Донья Роса снова села, видимо потому, что внимании ее привлекли слова Аделы, а еще больше — ее поведение; все свидетельствовало о том, что девушка крайне возбуждена и встревожена.
— Хорошо, я слушаю тебя, говори…
— Но ты не откажешь мне в моей просьбе?
— Я не знаю, чего ты от меня хочешь, поэтому я не могу заранее сказать, откажу тебе или нет. Полагаю, впрочем, что это опять одна из твоих нелепых причуд. Так в чем же дело?
— Не считаешь ли ты, мама, что Мария-де-Регла искупила свою вину?
— Так я и знала! — прервала ее, внезапно раздражаясь, донья Роса. — Из-за такой вот глупости ты задерживаешь меня и просишь, чтобы я тебя выслушала? Да и потом — кто тебе сказал, что эта негритянка искупает какую-то вину?
— Почему же столько времени ее держат в поместье?
— А где этой подлой твари было бы лучше?
— Боже мой! Мне больно, мама, что ты говоришь так о женщине, которая вскормила меня.
— Лучше бы она никогда тебя не кормила! Ты не знаешь, как сожалею я о том дне и часе, когда препоручила тебя ей. Но, бог свидетель, иного выхода у меня тогда не было. Не говори мне о Марии-де-Регла, я ничего не желаю знать о ней!
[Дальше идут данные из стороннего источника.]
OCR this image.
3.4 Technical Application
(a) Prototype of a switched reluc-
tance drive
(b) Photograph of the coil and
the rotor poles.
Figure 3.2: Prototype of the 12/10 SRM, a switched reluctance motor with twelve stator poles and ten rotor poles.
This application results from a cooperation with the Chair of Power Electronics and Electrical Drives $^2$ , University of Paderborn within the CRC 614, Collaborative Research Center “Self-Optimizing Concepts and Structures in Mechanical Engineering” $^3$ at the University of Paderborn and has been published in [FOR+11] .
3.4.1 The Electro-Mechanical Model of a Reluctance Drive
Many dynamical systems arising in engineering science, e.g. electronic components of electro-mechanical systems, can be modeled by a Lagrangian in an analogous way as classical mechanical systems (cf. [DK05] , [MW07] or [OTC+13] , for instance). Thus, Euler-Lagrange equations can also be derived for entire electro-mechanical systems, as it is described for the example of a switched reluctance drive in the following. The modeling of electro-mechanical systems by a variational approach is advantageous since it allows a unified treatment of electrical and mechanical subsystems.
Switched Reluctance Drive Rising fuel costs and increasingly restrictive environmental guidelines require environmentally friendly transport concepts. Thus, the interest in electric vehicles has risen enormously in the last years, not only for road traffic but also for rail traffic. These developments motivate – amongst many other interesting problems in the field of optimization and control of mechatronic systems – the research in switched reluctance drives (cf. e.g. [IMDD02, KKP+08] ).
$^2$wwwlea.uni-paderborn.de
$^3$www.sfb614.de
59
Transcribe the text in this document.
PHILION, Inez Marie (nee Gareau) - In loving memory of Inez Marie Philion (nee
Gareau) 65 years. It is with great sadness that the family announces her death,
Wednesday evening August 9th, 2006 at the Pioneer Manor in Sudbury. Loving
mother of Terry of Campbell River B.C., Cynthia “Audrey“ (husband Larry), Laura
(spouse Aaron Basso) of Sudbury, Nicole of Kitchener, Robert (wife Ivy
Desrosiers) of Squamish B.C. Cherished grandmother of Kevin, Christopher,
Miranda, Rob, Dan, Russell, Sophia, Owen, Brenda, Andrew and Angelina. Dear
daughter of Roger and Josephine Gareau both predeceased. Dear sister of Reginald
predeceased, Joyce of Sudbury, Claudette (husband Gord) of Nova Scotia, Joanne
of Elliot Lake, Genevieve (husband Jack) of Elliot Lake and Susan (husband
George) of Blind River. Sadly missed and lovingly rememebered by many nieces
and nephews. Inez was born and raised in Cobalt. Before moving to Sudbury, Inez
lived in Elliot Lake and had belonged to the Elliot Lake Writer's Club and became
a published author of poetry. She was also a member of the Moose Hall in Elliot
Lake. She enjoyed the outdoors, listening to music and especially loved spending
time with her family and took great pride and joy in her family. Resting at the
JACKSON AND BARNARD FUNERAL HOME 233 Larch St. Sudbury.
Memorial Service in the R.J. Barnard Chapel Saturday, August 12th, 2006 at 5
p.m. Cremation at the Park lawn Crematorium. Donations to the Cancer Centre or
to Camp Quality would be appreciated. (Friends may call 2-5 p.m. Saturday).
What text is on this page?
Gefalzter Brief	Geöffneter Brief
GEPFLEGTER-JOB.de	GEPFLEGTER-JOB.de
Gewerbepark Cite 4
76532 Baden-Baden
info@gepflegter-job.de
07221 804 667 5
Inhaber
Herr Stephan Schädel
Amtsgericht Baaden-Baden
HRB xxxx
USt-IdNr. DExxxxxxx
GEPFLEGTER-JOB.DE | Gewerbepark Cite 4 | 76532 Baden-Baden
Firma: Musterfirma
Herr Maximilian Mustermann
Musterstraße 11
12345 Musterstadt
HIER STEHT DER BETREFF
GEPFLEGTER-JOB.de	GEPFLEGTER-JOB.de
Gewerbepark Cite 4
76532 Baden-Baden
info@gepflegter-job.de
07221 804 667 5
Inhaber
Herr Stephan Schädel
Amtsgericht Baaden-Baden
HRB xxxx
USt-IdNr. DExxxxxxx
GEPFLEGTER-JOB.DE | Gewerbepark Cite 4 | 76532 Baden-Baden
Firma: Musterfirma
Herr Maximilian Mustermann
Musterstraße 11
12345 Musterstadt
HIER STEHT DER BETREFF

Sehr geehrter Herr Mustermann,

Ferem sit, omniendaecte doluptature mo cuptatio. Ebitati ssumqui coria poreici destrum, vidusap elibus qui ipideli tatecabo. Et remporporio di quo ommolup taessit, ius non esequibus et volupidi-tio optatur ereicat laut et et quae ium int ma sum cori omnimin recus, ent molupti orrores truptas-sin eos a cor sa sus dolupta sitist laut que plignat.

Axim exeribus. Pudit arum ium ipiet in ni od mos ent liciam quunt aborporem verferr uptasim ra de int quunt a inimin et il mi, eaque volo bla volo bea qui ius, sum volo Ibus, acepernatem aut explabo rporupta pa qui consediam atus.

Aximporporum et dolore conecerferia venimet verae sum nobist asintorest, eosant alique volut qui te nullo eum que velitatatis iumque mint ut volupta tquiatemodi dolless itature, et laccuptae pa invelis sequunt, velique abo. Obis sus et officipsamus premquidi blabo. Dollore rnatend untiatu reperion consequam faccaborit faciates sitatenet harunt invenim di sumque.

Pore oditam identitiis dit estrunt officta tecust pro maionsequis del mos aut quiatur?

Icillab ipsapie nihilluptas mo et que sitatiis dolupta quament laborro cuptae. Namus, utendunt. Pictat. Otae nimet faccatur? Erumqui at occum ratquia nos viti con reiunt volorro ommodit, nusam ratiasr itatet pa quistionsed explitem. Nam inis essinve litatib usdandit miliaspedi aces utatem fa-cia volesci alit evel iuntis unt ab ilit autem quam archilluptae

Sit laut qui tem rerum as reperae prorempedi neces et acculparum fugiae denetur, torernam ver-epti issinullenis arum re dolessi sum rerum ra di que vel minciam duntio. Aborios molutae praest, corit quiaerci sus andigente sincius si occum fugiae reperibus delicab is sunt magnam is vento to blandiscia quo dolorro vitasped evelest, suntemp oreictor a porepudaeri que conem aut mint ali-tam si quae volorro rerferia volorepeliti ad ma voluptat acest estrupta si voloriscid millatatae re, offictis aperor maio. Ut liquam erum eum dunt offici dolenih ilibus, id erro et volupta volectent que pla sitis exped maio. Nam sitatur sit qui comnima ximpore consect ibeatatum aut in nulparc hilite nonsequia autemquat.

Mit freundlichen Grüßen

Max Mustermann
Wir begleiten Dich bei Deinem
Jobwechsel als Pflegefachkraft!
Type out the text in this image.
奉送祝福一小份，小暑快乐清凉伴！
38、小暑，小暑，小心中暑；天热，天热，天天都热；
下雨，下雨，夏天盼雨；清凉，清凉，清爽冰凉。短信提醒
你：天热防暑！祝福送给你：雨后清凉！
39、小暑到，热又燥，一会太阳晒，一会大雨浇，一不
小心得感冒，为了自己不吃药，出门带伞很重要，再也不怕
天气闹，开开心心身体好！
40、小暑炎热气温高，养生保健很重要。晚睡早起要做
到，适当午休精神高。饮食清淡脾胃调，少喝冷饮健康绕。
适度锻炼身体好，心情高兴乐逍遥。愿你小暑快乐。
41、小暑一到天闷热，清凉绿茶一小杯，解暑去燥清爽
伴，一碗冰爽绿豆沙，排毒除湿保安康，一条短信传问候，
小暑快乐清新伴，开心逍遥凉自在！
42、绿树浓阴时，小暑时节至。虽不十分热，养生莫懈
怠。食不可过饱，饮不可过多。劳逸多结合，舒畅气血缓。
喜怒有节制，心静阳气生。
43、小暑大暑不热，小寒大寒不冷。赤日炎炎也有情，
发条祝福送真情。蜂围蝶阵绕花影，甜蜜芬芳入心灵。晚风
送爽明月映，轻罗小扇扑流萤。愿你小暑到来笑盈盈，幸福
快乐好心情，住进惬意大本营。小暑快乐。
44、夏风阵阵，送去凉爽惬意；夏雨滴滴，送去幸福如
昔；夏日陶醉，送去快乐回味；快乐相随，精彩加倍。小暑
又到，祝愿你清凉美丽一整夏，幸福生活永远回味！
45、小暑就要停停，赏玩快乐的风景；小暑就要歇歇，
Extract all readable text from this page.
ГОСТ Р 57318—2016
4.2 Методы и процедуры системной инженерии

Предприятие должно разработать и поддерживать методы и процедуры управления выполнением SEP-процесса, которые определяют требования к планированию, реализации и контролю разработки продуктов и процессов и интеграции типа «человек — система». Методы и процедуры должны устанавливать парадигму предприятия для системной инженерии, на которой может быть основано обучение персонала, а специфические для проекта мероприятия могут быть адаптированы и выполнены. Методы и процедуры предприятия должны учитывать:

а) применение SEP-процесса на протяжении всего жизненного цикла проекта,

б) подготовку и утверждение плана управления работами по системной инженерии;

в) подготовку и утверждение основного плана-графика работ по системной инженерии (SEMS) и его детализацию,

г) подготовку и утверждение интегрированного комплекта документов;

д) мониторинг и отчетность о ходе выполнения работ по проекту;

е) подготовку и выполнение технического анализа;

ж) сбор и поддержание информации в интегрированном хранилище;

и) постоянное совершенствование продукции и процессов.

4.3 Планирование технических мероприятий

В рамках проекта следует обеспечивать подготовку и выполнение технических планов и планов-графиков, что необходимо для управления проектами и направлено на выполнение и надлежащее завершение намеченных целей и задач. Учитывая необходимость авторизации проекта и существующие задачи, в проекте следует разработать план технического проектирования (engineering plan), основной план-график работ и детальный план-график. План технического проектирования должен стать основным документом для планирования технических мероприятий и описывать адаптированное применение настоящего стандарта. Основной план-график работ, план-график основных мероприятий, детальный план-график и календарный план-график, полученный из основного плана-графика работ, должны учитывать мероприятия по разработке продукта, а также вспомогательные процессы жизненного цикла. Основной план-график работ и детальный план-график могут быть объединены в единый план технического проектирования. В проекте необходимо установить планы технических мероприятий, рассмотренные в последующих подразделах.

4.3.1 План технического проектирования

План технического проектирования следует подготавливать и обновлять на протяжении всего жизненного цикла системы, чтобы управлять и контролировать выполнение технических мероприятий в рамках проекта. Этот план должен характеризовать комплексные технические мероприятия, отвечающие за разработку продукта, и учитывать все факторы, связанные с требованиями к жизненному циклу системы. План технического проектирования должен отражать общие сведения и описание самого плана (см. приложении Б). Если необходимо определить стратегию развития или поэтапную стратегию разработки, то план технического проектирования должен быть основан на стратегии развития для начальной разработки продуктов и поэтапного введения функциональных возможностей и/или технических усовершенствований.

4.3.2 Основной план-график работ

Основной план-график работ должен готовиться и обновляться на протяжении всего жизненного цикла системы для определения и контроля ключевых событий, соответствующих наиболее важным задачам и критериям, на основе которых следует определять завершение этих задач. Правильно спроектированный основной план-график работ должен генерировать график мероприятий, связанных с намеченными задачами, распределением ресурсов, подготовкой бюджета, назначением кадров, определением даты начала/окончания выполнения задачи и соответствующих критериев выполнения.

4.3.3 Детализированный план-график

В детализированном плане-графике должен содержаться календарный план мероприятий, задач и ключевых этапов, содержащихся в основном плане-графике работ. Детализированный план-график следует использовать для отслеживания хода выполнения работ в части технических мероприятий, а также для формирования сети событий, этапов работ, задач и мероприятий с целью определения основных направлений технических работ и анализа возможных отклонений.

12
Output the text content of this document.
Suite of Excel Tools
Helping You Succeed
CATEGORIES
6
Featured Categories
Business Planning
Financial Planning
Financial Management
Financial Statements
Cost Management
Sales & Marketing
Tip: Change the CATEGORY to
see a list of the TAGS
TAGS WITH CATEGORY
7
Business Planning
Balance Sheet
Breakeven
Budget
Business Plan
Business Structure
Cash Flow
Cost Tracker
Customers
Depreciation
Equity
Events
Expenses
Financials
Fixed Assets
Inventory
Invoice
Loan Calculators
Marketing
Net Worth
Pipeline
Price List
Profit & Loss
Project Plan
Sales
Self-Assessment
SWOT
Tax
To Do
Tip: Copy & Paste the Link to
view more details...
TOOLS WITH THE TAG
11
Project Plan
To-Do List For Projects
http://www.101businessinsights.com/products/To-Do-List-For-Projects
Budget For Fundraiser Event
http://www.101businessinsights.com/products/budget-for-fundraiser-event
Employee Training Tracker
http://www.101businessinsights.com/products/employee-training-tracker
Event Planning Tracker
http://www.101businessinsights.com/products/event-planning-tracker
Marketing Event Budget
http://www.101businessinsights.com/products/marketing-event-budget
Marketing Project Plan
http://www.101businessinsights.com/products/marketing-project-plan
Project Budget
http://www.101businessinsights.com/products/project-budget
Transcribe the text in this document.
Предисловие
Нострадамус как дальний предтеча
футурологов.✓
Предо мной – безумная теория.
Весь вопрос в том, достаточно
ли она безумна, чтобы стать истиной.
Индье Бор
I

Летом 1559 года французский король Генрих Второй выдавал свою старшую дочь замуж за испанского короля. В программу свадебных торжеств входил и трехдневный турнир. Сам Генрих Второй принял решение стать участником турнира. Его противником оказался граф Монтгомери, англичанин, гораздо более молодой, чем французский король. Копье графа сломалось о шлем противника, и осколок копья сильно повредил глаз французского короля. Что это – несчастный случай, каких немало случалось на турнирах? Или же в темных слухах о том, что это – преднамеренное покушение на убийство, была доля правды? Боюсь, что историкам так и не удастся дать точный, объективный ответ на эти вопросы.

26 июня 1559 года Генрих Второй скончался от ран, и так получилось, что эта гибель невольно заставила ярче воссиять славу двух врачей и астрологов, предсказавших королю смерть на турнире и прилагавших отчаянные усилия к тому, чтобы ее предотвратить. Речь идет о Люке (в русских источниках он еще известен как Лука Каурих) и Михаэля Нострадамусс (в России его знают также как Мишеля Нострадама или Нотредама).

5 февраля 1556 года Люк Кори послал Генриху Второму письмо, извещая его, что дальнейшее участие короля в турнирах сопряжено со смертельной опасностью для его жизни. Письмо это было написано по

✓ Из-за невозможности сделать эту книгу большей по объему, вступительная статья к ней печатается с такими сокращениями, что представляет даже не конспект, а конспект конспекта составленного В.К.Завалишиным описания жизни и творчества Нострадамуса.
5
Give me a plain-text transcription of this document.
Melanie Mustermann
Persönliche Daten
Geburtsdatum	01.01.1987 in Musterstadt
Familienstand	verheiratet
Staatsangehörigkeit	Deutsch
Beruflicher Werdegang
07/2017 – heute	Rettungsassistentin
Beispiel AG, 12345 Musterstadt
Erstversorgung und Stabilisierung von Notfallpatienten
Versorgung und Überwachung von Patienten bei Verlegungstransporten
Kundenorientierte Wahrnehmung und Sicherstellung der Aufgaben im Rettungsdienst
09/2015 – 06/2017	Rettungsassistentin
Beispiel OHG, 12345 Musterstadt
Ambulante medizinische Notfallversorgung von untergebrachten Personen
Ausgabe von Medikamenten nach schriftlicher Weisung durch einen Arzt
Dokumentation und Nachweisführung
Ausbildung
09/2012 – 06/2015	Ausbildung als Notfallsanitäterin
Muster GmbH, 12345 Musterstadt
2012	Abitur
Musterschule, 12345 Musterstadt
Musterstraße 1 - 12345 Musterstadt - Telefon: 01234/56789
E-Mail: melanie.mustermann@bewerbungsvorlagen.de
— Мне казалось, что ты уже простила ее.
— Простила, простила! — почти крикнула в ответ доня Роса. — Никогда! Для меня она умерла.
— Что же она тебе такое сделала, чтобы заслужить такую жестокость?
— Кто это жесток с ней?
— А работа на плантации — разве этого мало? А дурное обращение с нею?
— Я не слышала, чтобы с ней обращались хуже, чем она того заслуживает.
— А вот все говорят, что это так.
— Кто же это все?
— Да хотя бы тот же судовладелец Сьерра, который был здесь на прошлой неделе, когда заходил за одеждой для невольников.
— Странно, что Сьерра разговаривал с тобой.
— Не со мной, мама, а с другим человеком, но так как все знают, что я люблю Марию-де-Регла, то мне рассказали про ее жалобы. Меня очень-очень огорчает все, что ей приходится там терпеть, и мне, право, хотелось бы, чтобы ты сделала кое-что для нее и для меня. Она умоляет, чтобы я вступилась за нее и помогла ей вырваться оттуда…
— Адела, — сказала донья Роса, тронутая чистосердечностью и необычайной добротой своей дочери. — Ты не знаешь, Адела, какой жертвы требуешь от меня. Скоро рождество, все мы поедем в Ла-Тинаху; тогда и посмотрим, что можно сделать для этой мерзкой негритянки. Должна, однако, предупредить тебя, чтобы ты не надеялась, что я сразу смягчусь, не обдумав всего надлежащим образом. Негритянка эта — погибшее существо и очень самонадеянна. Вместо того чтобы принести повинную, исправиться, как я того ожидала, и тем самым искупить свое неповиновение моему особому приказу, она, приехав в Ла-Тинаху, стала еще хуже. Вот уже двенадцать лет, как я держу ее там, и всякий раз те, кто приезжает сюда, передают мне о каких-то ее претензиях, рассказывают о ней совершенно возмутительные истории. Нашего управляющего эта негритянка просто извела. Тебе, моя девочка, я ничего не рассказывала, потому что как-то к слову не приходилось, но думаю, что Мария-де-Регла не сможет уже больше жить с нами. Она подавала бы дурной пример тебе, Кармен и даже самой Долорес. Стоило ей появиться в Ла-Тинахе, как там началась гражданская война, и из-за этого мне приходилось не раз менять дворецких, управляющих, сахароваров, плотников — словом, всех, у кого белое лицо. Должно быть, либо эта проклятая негритянка просто привораживает мужчин, либо все они из-за всякой юбки готовы возомнить о себе бог весть что. Да тот же Тирсо — живое свидетельство безнравственного поведения Марии-де-Регла; отец то его, бискаец, был плотником и работал когда-то в Ла-Тинахе… Даже наказание плетью — и то ее не исправило.
Последние слова доньи Росы заставили Аделу содрогнуться: хотя она часто слышала от Долорес жалобы на горькую долю ее матери, но и представить себе не могла, чтобы ее обожаемую кормилицу подвергали вдобавок ко всему избиению, словно такое наказание, как высылка из Гаваны и разлука с самыми любимыми на свете людьми, не было уже достаточно жестоким. Аделе почудилось, будто она слышит щелканье бича, крики жертвы и страшный звук разрываемой кожи; девушка в ужасе закрыла лицо обеими руками, и две слезы, подобно каплям росы, скользнув по розовым пальцам, скатились на ее девственную, бурно дышащую грудь.